Although the present study provides some interesting data about comprehension and adherence, adherence does not necessarily predict satisfaction with treatment. Although our data appear to support time-scheduled dosing over other prescription instructions, Van Kroff et al found that patients using time-scheduled dosing expressed greater concerns about addiction, less confidence in their ability to control their medication dosing behavior, preoccupation with opioid medications, and greater concern from family and friends.15 These patients also reported greater cognitive difficulties and diminished arousal associated with opioid use.

One common prescription instruction not addressed in this study is PRN. This instruction was specifically excluded from this study as there is no way to operationalize PRN. Comprehension of this instruction, therefore, could not be evaluated against any standard.

Adherence rates likely are affected quite significantly by length of treatment. The impact of length of treatment on adherence could not be assessed by the present study.

Although the above noted limitations are an important consideration, the present study was not designed to assess satisfaction, potential side effects of medications, effectiveness of treatment, or fluctuations in rates of adherence over time. This study was designed solely to examine the extent to which patients actually understand the medication usage instructions commonly provided to them.
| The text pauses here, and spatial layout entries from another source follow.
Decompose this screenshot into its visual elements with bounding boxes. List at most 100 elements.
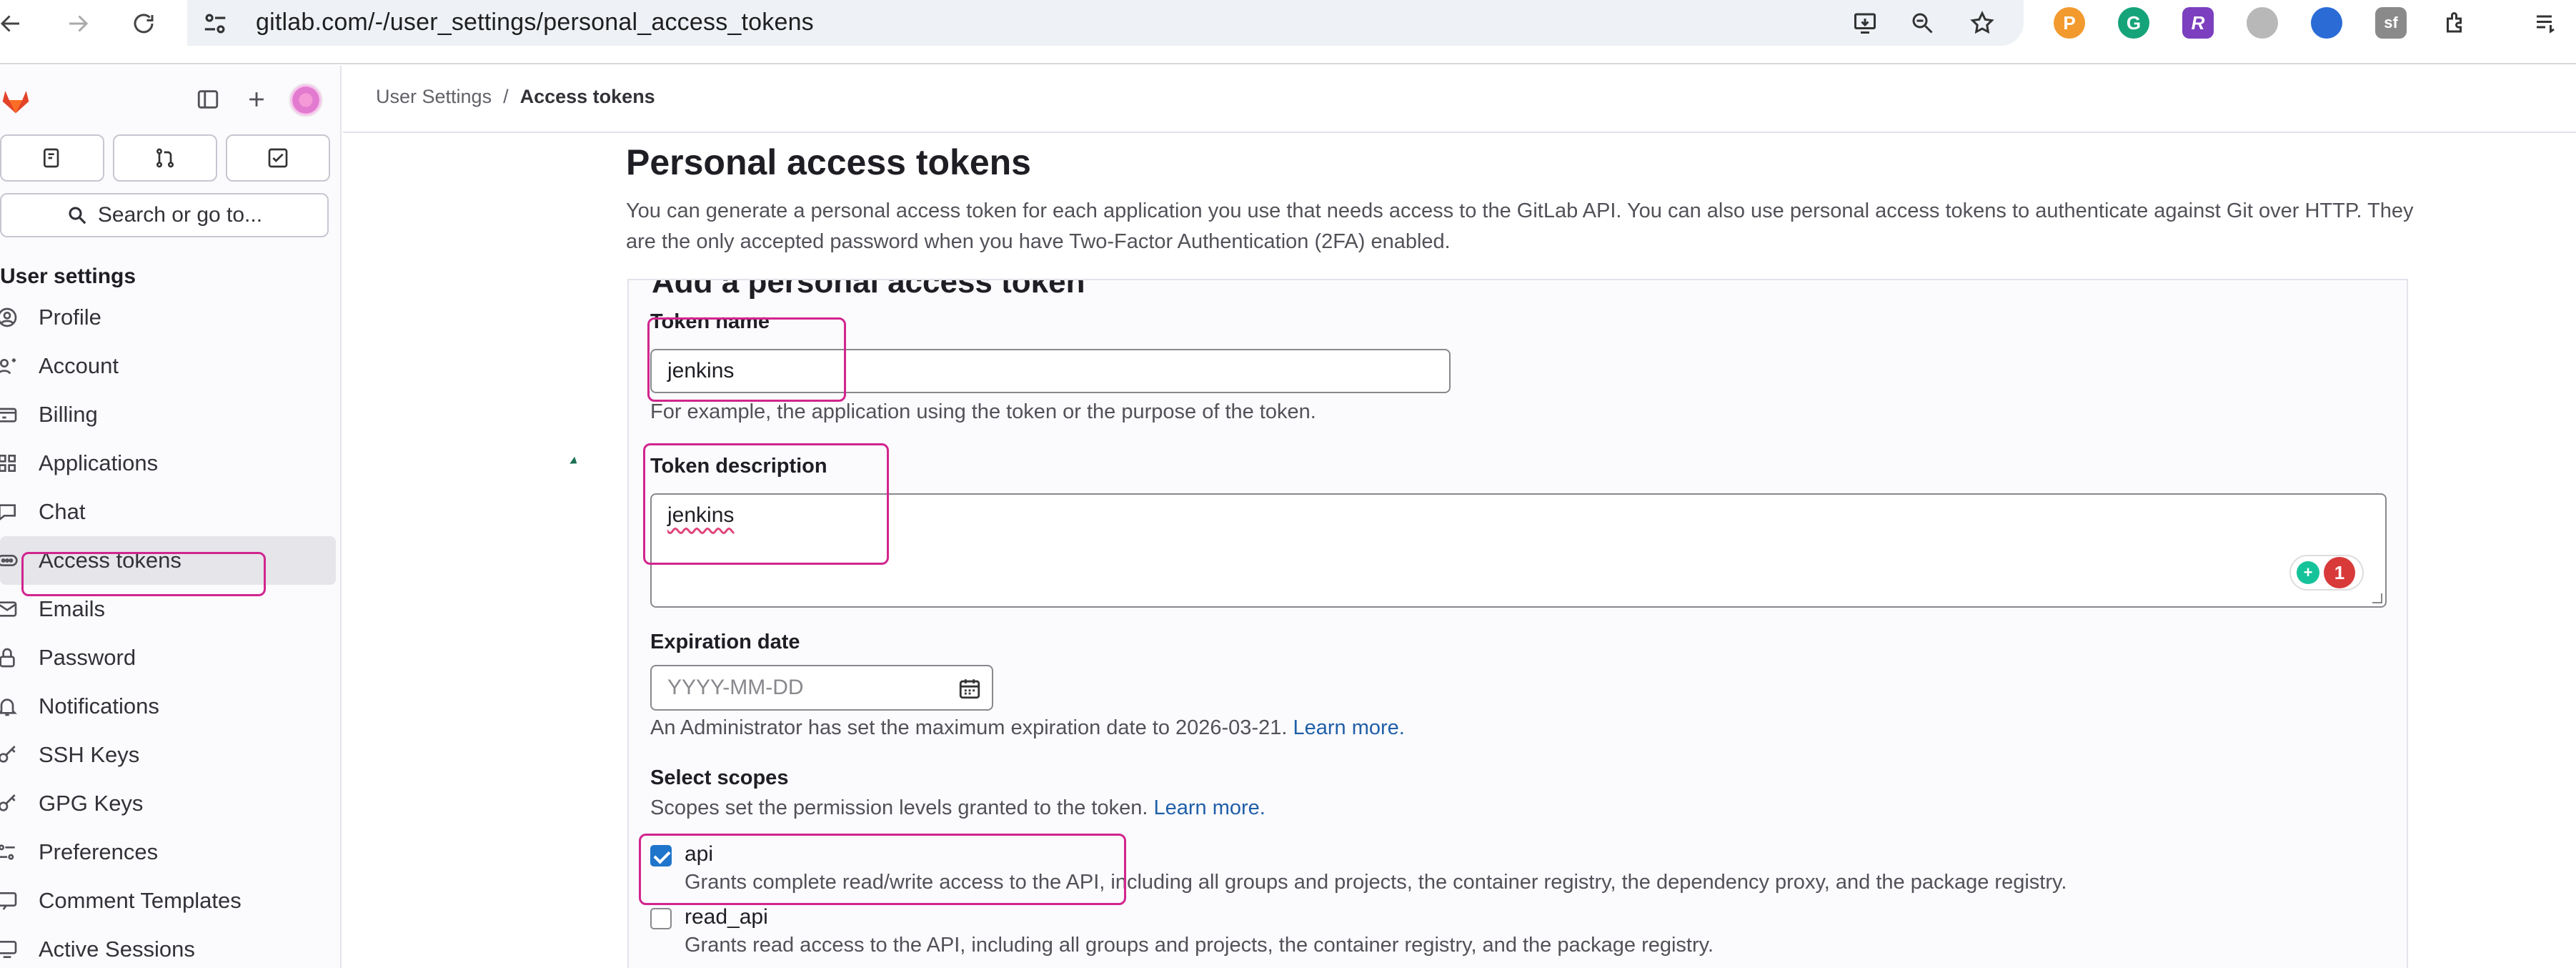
extension-orange-p[interactable]: P (2054, 7, 2085, 39)
sidebar-item-active-sessions[interactable]: Active Sessions (0, 925, 336, 968)
extensions-icon[interactable] (2440, 7, 2471, 39)
chat-icon (0, 499, 21, 525)
zoom-icon[interactable] (1906, 7, 1938, 39)
gitlab-logo-icon[interactable] (0, 84, 31, 116)
breadcrumb: User Settings / Access tokens (376, 86, 655, 108)
scope-read-api-name[interactable]: read_api (685, 905, 768, 929)
sidebar-item-gpg-keys[interactable]: GPG Keys (0, 779, 336, 828)
merge-requests-tab[interactable] (113, 134, 217, 182)
expiration-date-input[interactable]: YYYY-MM-DD (650, 665, 993, 711)
token-name-value: jenkins (667, 359, 735, 382)
applications-icon (0, 450, 21, 476)
extension-blue-dots[interactable] (2311, 7, 2342, 39)
reading-list-icon[interactable] (2530, 7, 2561, 39)
sidebar-item-label: GPG Keys (39, 791, 144, 816)
sidebar-item-applications[interactable]: Applications (0, 439, 336, 488)
todos-tab[interactable] (226, 134, 330, 182)
sidebar-item-chat[interactable]: Chat (0, 488, 336, 536)
address-bar[interactable]: gitlab.com/-/user_settings/personal_acce… (187, 0, 2024, 46)
breadcrumb-access-tokens[interactable]: Access tokens (520, 86, 655, 108)
token-name-help: For example, the application using the t… (650, 400, 1316, 423)
header-divider (343, 132, 2576, 133)
sidebar-item-label: Applications (39, 450, 159, 475)
grammarly-count: 1 (2324, 557, 2355, 588)
page-intro: You can generate a personal access token… (626, 199, 2414, 253)
plus-icon[interactable] (240, 83, 273, 116)
token-description-label: Token description (650, 455, 827, 478)
add-token-form: Add a personal access token Token name j… (627, 279, 2408, 968)
sidebar: Search or go to... User settings Profile… (0, 66, 342, 968)
sidebar-item-label: Password (39, 645, 136, 670)
scopes-label: Select scopes (650, 766, 789, 789)
forward-icon[interactable] (60, 6, 96, 41)
expiration-help-text: An Administrator has set the maximum exp… (650, 716, 1288, 739)
sidebar-item-label: Billing (39, 402, 98, 427)
toggle-sidebar-icon[interactable] (192, 83, 224, 116)
sidebar-item-notifications[interactable]: Notifications (0, 682, 336, 731)
avatar[interactable] (289, 83, 323, 117)
sidebar-item-label: Emails (39, 596, 106, 621)
issues-tab[interactable] (0, 134, 104, 182)
search-label: Search or go to... (97, 203, 263, 227)
breadcrumb-user-settings[interactable]: User Settings (376, 86, 492, 108)
sidebar-item-billing[interactable]: Billing (0, 390, 336, 439)
preferences-icon (0, 839, 21, 865)
resize-handle-icon[interactable] (2372, 593, 2382, 603)
url-text[interactable]: gitlab.com/-/user_settings/personal_acce… (256, 9, 814, 36)
token-name-input[interactable]: jenkins (650, 349, 1451, 393)
sidebar-item-access-tokens[interactable]: Access tokens (0, 536, 336, 585)
lock-icon (0, 645, 21, 671)
scopes-learn-more-link[interactable]: Learn more. (1153, 796, 1265, 819)
profile-icon (0, 305, 21, 330)
scopes-help-text: Scopes set the permission levels granted… (650, 796, 1148, 819)
comment-icon (0, 888, 21, 914)
extension-elephant[interactable] (2247, 7, 2278, 39)
token-name-label: Token name (650, 310, 770, 333)
sidebar-item-password[interactable]: Password (0, 633, 336, 682)
grammarly-icon: + (2297, 561, 2319, 584)
sidebar-item-profile[interactable]: Profile (0, 293, 336, 342)
scope-api-checkbox[interactable] (650, 845, 672, 866)
sidebar-item-comment-templates[interactable]: Comment Templates (0, 876, 336, 925)
expiration-label: Expiration date (650, 631, 800, 653)
sidebar-item-preferences[interactable]: Preferences (0, 828, 336, 876)
sidebar-item-label: Profile (39, 305, 101, 330)
sidebar-quick-tabs (0, 134, 330, 182)
sidebar-item-account[interactable]: Account (0, 342, 336, 390)
sidebar-item-emails[interactable]: Emails (0, 585, 336, 633)
merge-request-icon (156, 148, 174, 168)
account-icon (0, 353, 21, 379)
expiration-learn-more-link[interactable]: Learn more. (1293, 716, 1404, 739)
key-icon (0, 742, 21, 768)
email-icon (0, 596, 21, 622)
bookmark-star-icon[interactable] (1966, 7, 1998, 39)
sidebar-item-ssh-keys[interactable]: SSH Keys (0, 731, 336, 779)
sidebar-item-label: Preferences (39, 839, 159, 864)
scope-api-name[interactable]: api (685, 842, 713, 866)
scope-read-api-checkbox[interactable] (650, 908, 672, 929)
scope-read-api-description: Grants read access to the API, including… (685, 934, 1714, 957)
issues-icon (44, 148, 59, 168)
sidebar-item-label: Account (39, 353, 119, 378)
grammarly-widget[interactable]: + 1 (2289, 555, 2364, 591)
token-description-textarea[interactable]: jenkins + 1 (650, 493, 2387, 608)
install-icon[interactable] (1849, 7, 1881, 39)
reload-icon[interactable] (126, 6, 161, 41)
breadcrumb-separator: / (503, 86, 509, 107)
site-info-icon[interactable] (202, 10, 229, 37)
back-icon[interactable] (0, 6, 29, 41)
extension-purple-r[interactable]: R (2182, 7, 2214, 39)
sidebar-item-label: Active Sessions (39, 937, 195, 962)
extension-grammarly[interactable]: G (2118, 7, 2149, 39)
token-description-value: jenkins (667, 503, 735, 527)
sidebar-nav: Profile Account Billing Applications Chat Acc… (0, 293, 336, 968)
scope-api-description: Grants complete read/write access to the… (685, 871, 2067, 894)
sidebar-item-label: Comment Templates (39, 888, 242, 913)
extension-sql[interactable]: sf (2375, 7, 2407, 39)
bell-icon (0, 693, 21, 719)
token-icon (0, 548, 21, 573)
sidebar-item-label: Notifications (39, 693, 159, 718)
sidebar-item-label: Access tokens (39, 548, 181, 573)
search-button[interactable]: Search or go to... (0, 193, 329, 237)
calendar-icon[interactable] (958, 676, 982, 701)
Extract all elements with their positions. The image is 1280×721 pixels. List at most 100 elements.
Very limited demographic data were collected for this study. The potential roles of educational background, socioeconomic status, ethnicity, etc., should be examined. Also, examination of clinical variables such as diagnoses, type of treatment, number of years in treatment, and comorbid medical and mental health conditions likely would provide valuable insights. Finally, no data were collected regarding the individual characteristics of the prescribers. Obviously, some prescribers may communicate with their patients better than others.

Despite some limitations, this study strongly suggests that miscommunication between physicians and patients may undermine treatment adherence substantially. Although individual characteristics of both patient and prescriber were not examined in any detail and may account for some variance, the data does strongly suggest that a substantial proportion of pain management patients do not understand commonly used prescription instructions.


Although the literature is somewhat inconsistent, some data does suggest that time-scheduled dosing may be better comprehended and result in greater treatment efficacy than other prescription instructions.6,14 It may be well worth the investment of time and effort to articulate a specific medication schedule with each patient, replacing common prescription phrases such as “twice a day” or “every 8 hours” with clock times. An individualized schedule can be agreed upon and a written medication administration form provided to the patient. Reinforcement of the agreed upon schedule and multiple iterations of the 24-hour administration cycle are likely to improve adherence to medication regimens. This form of reinforcement can easily be provided during routine follow-up and monitoring.